Division of Infectious Diseases II and Immunology, Fondazione IRCCS Policlinico San Matteo, Pavia, Italy.
Department of Internal Medicine and Therapeutics, University of Pavia, Pavia, Italy.
Cell Mol Immunol. 2021 Mar;18(3):604-612. doi: 10.1038/s41423-020-00557-9. Epub 2020 Oct 15.
The relationship between severe acute respiratory syndrome coronavirus-2 (SARS-CoV-2) and host immunity is poorly understood. We performed an extensive analysis of immune responses in 32 patients with severe COVID-19, some of whom succumbed. A control population of healthy subjects was included. Patients with COVID-19 had an altered distribution of peripheral blood lymphocytes, with an increased proportion of mature natural killer (NK) cells and low T-cell numbers. NK cells and CD8 T cells overexpressed T-cell immunoglobulin and mucin domain-3 (TIM-3) and CD69. NK cell exhaustion was attested by increased frequencies of programmed cell death protein 1 (PD-1) positive cells and reduced frequencies of natural killer group 2 member D (NKG2D)-, DNAX accessory molecule-1 (DNAM-1)- and sialic acid-binding Ig-like lectin 7 (Siglec-7)-expressing NK cells, associated with a reduced ability to secrete interferon (IFN)γ. Patients with poor outcome showed a contraction of immature CD56 and an expansion of mature CD57 FcεRIγ adaptive NK cells compared to survivors. Increased serum levels of IL-6 were also more frequently identified in deceased patients compared to survivors. Of note, monocytes secreted abundant quantities of IL-6, IL-8, and IL-1β which persisted at lower levels several weeks after recovery with concomitant normalization of CD69, PD-1 and TIM-3 expression and restoration of CD8 T cell numbers. A hyperactivated/exhausted immune response dominate in severe SARS-CoV-2 infection, probably driven by an uncontrolled secretion of inflammatory cytokines by monocytes. These findings unveil a unique immunological profile in COVID-19 patients that will help to design effective stage-specific treatments for this potentially deadly disease.
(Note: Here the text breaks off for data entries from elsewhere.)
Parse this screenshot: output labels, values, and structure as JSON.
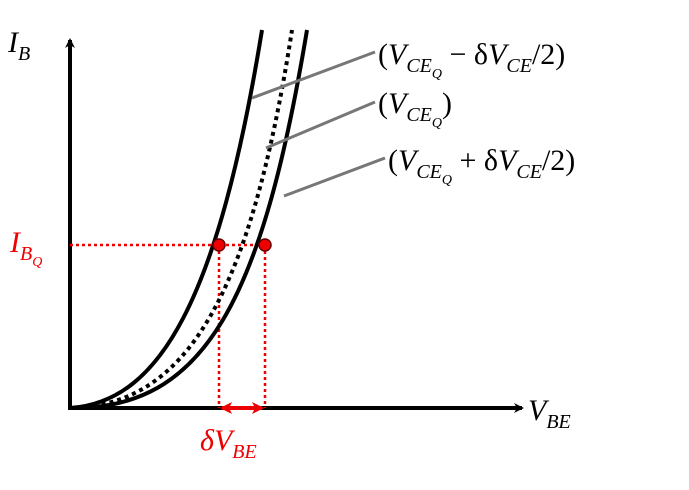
{
  "axes": {
    "y_label": [
      "I",
      "B"
    ],
    "x_label": [
      "V",
      "BE"
    ]
  },
  "curves": [
    {
      "label": [
        "(",
        "V",
        "CE",
        "Q",
        " − δ",
        "V",
        "CE",
        "/2)"
      ]
    },
    {
      "label": [
        "(",
        "V",
        "CE",
        "Q",
        ")"
      ]
    },
    {
      "label": [
        "(",
        "V",
        "CE",
        "Q",
        " + δ",
        "V",
        "CE",
        "/2)"
      ]
    }
  ],
  "operating_point": {
    "current_label": [
      "I",
      "B",
      "Q"
    ],
    "delta_label": [
      "δ",
      "V",
      "BE"
    ]
  }
}
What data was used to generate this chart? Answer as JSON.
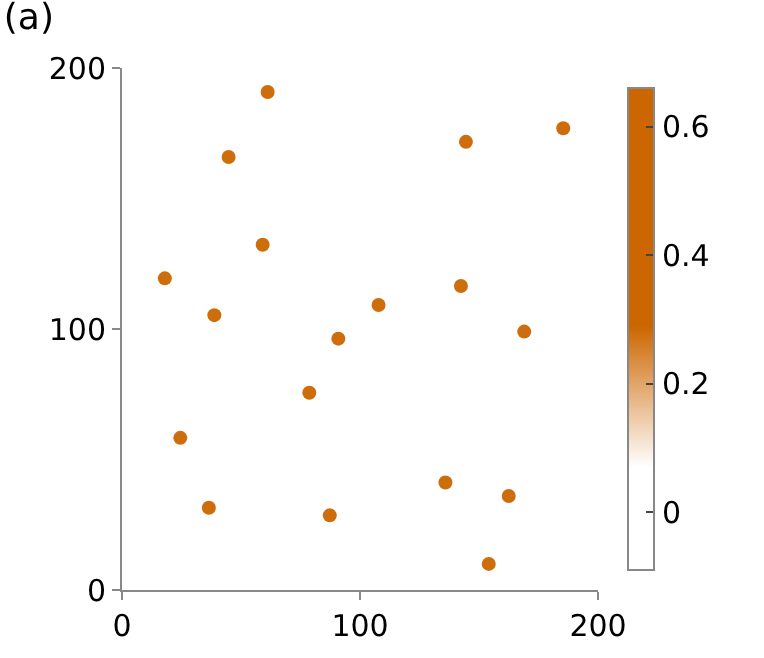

严重急性呼吸综合征冠状病毒 2(SARS-CoV-2)与宿主免疫之间的关系尚未完全阐明。我们对 32 名重症 COVID-19 患者进行了广泛的免疫反应分析,其中一些患者死亡。纳入了健康受试者作为对照人群。COVID-19 患者外周血淋巴细胞分布发生改变,成熟自然杀伤(NK)细胞比例增加,T 细胞数量减少。NK 细胞和 CD8 T 细胞过度表达 T 细胞免疫球蛋白和粘蛋白结构域 3(TIM-3)和 CD69。NK 细胞衰竭表现为程序性细胞死亡蛋白 1(PD-1)阳性细胞频率增加,NK 细胞表达自然杀伤组 2 成员 D(NKG2D)、DNAX 辅助分子 1(DNAM-1)和唾液酸结合免疫球蛋白样凝集素 7(Siglec-7)的频率降低,与 IFNγ分泌能力降低有关。与幸存者相比,预后不良的患者表现为不成熟 CD56 的收缩和成熟 CD57 FcεRIγ适应性 NK 细胞的扩张。与幸存者相比,死亡患者的血清 IL-6 水平也升高。值得注意的是,与幸存者相比,单核细胞分泌大量的 IL-6、IL-8 和 IL-1β,这些细胞因子在恢复期后数周内仍以较低水平持续分泌,同时 CD69、PD-1 和 TIM-3 的表达正常化,CD8 T 细胞数量恢复。在严重的 SARS-CoV-2 感染中,过度激活/衰竭的免疫反应占主导地位,可能是由单核细胞不受控制地分泌炎症细胞因子所驱动。这些发现揭示了 COVID-19 患者独特的免疫学特征,有助于为这种潜在致命疾病设计有效的阶段特异性治疗方法。